TOPLUMSAL CİNSİYET KURAMLARI VE KADIN.
Aşıkpaşa Muhtar adayı Adalet Toprak…
‘Demokrasi herkes için eşit hakların ve fırsat eşitliğinin sağlanması demektir’. Doris Bures Avusturya Federal Kadın, Medya ve Kamu Hizmetleri Bakanı…
Bir ülkenin tam ve eksiksiz kalkınmasının, dünyada refahın ve barışın elde edilmesinin kadınların, erkeklerle eşit şartlarda, her alanda, azami katkılarının olduğu gerçeğine inanmış birisi olarak, Kırşehir bir farkındalık yapıp yerel seçimlerde kadın muhtar adaylarına, İl Meclis ve Belediye Meclis üyelerine oy versin.
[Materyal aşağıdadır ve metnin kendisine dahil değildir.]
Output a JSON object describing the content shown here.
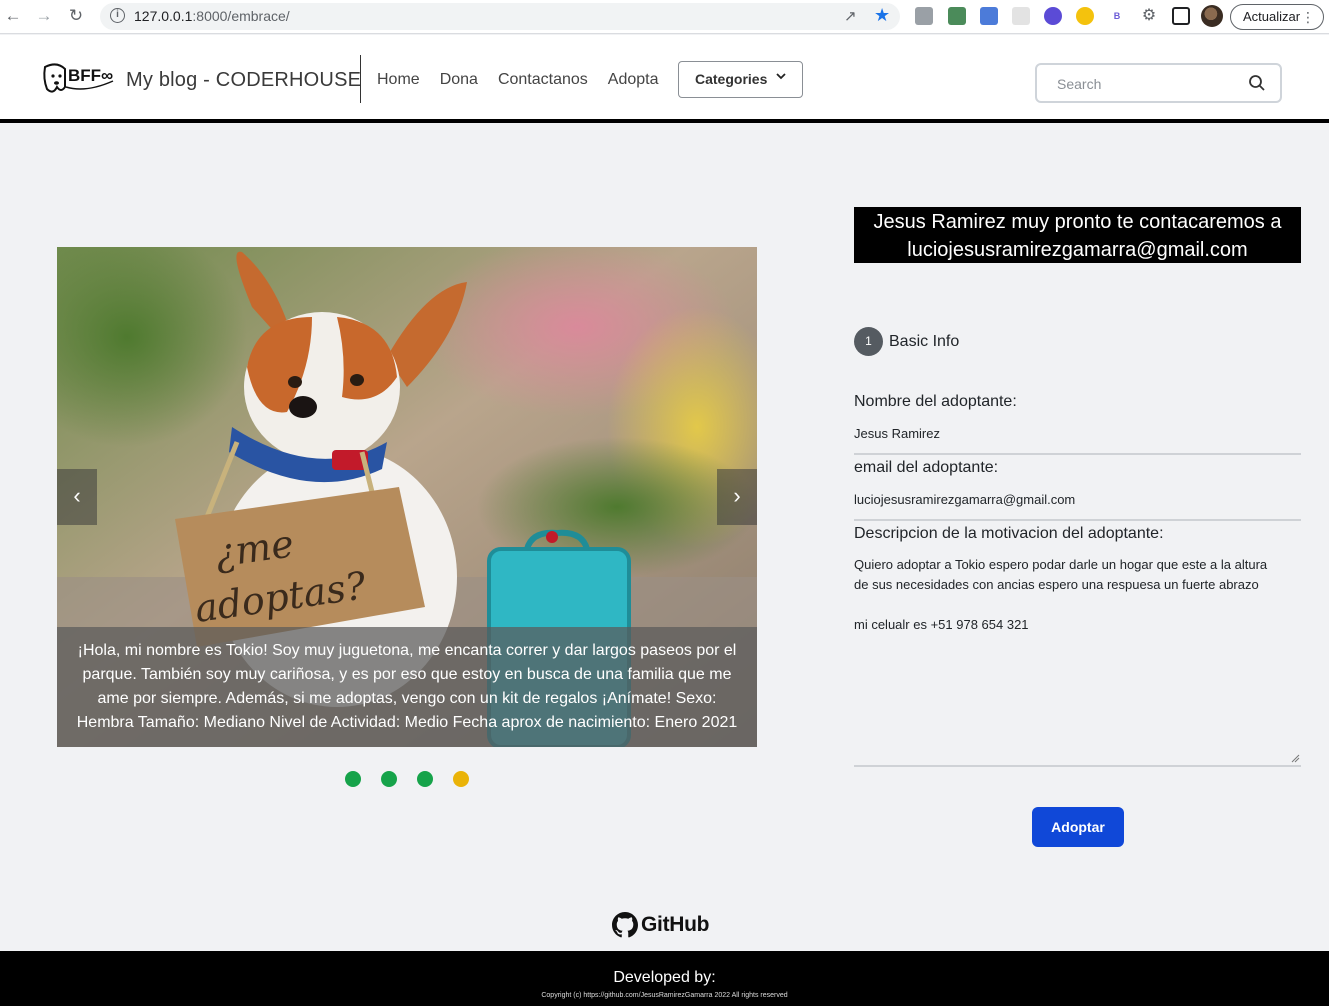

Nelerin değişebileceğini, estetik ve zarafetin nasıl olabileceğini hep birlikte görelim.
Herkesin aklına hak, hukuk, adalet geldiğinde, akıllara; neden önce kadın gelir!
Ülkemizde ekonomik ve sosyal göstergelerde AB ortalamalarını yakalamamız ancak kadınların eğitim düzeyinin yükselmesi, işgücüne katılım ve istihdamının gelişmesi ve siyasette etkin yer almasıyla mümkün olacağı bir gerçektir. Tüm bu alanlarda kadınların önündeki engellerin en önemlisi olan erkek egemen toplum olmamızdan, kadının bu egemenliğe koşulsuz itaat etmesi değil midir?
Engellerin tespit edilmesi ve giderilmesiyle kadının toplumdaki statüsünün güçlenmesi, demokratik gelişmişlik ve toplumsal refahın sağlanması bakımından büyük önem taşıdığı aşikâr. Öyleyse neden benim mahallemi bir kadın yönetmesin. Belediye meclisinde, İl meclisinde neden kadınlar olmasın? Önce buradan başlasak nasıl olur?
Toplumsal yaşamın her alanında cinsiyet eşitliği anlayışını teşvik eden politikaların uygulanmasını toplumsal baskı gerektirir. Bu noktada 31 Mart yerel seçimler “Kadın-Erkek Eşitliğine Doğru Yürüyüş olmalı. Nasıl ki; bir karpuz alırken, karpuzu elli kez tık, tıklıyorsak, Şehrimi yönetecek adamı da en az bin kez tık, tıklamak gerekmez mi? Hepimiz bu şehirde yaşamıyor muyuz?
Bin kez, yüz bin kez saygıyı ve övgüyü hak ediyorlar.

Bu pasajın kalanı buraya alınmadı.